Vicksburg Hardware Store

112/114 S Main Street

The Rise

These two buildings have worn many hats over the years—from a young village establishing its first institutions, through the boom years of The Mill, to the steady, essential commerce that keeps a small town running.

By 1884, Carter’s Hardware was operating at 114 South Main, and next door at 112, the community had grown large enough to support its own bank. That year, S.J. Wing opened the Vicksburg Exchange Bank—the Village’s first permanent financial institution—after an initial period operating from the parlor of the McElvain House. The bank remained a fixture of the block for years.

In later decades, the building became home to Harding’s grocery market, a neighborhood anchor serving the daily needs of Vicksburg families. When Harding’s relocated to a larger standalone location, the building found its next calling as a hardware store—a trade that continues at 112 and 114 South Main to this day.

The Fall

After 35 years, Steve and Brenda Schimp were ready to step away. In a small town, that moment can be genuinely precarious. Not every threat to a community business appears as a shuttered storefront—sometimes it arrives as a retirement. Finding the right buyer, maintaining continuity, and structuring a deal that works for everyone involved does not happen automatically.

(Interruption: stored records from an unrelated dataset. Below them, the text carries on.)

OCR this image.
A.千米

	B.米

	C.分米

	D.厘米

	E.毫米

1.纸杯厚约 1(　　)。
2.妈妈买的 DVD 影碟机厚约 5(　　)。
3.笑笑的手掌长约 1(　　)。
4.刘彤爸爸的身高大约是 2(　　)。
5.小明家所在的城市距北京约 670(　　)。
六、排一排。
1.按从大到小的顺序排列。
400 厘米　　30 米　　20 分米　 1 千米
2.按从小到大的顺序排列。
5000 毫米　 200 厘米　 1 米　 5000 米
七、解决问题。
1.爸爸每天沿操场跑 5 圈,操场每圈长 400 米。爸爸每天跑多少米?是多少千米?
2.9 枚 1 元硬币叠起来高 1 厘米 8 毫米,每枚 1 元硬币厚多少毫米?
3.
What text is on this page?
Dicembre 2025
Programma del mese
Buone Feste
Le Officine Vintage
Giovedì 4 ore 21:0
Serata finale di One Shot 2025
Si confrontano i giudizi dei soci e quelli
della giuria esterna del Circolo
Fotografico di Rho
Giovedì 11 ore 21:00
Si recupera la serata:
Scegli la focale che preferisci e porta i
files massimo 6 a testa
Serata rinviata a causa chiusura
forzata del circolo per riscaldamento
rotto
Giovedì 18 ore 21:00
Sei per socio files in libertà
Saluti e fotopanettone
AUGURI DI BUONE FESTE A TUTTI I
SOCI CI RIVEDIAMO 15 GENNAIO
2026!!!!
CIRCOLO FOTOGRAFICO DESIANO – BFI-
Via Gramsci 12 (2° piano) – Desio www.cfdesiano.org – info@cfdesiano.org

Without the right support, a hardware store that had served Vicksburg for generations could quietly disappear from Main Street.

The Rejuvenation

The Mill Group stepped in, acquiring the building and guiding the transition—connecting the outgoing owners with new operators and ensuring the store remained open on Main Street. What could have been a quiet ending became a thoughtful handoff. Today, the store continues under the ownership of Johnny and Meliani DeBault, still serving the community at 112 South Main. The building remains part of The Mill Group’s downtown portfolio.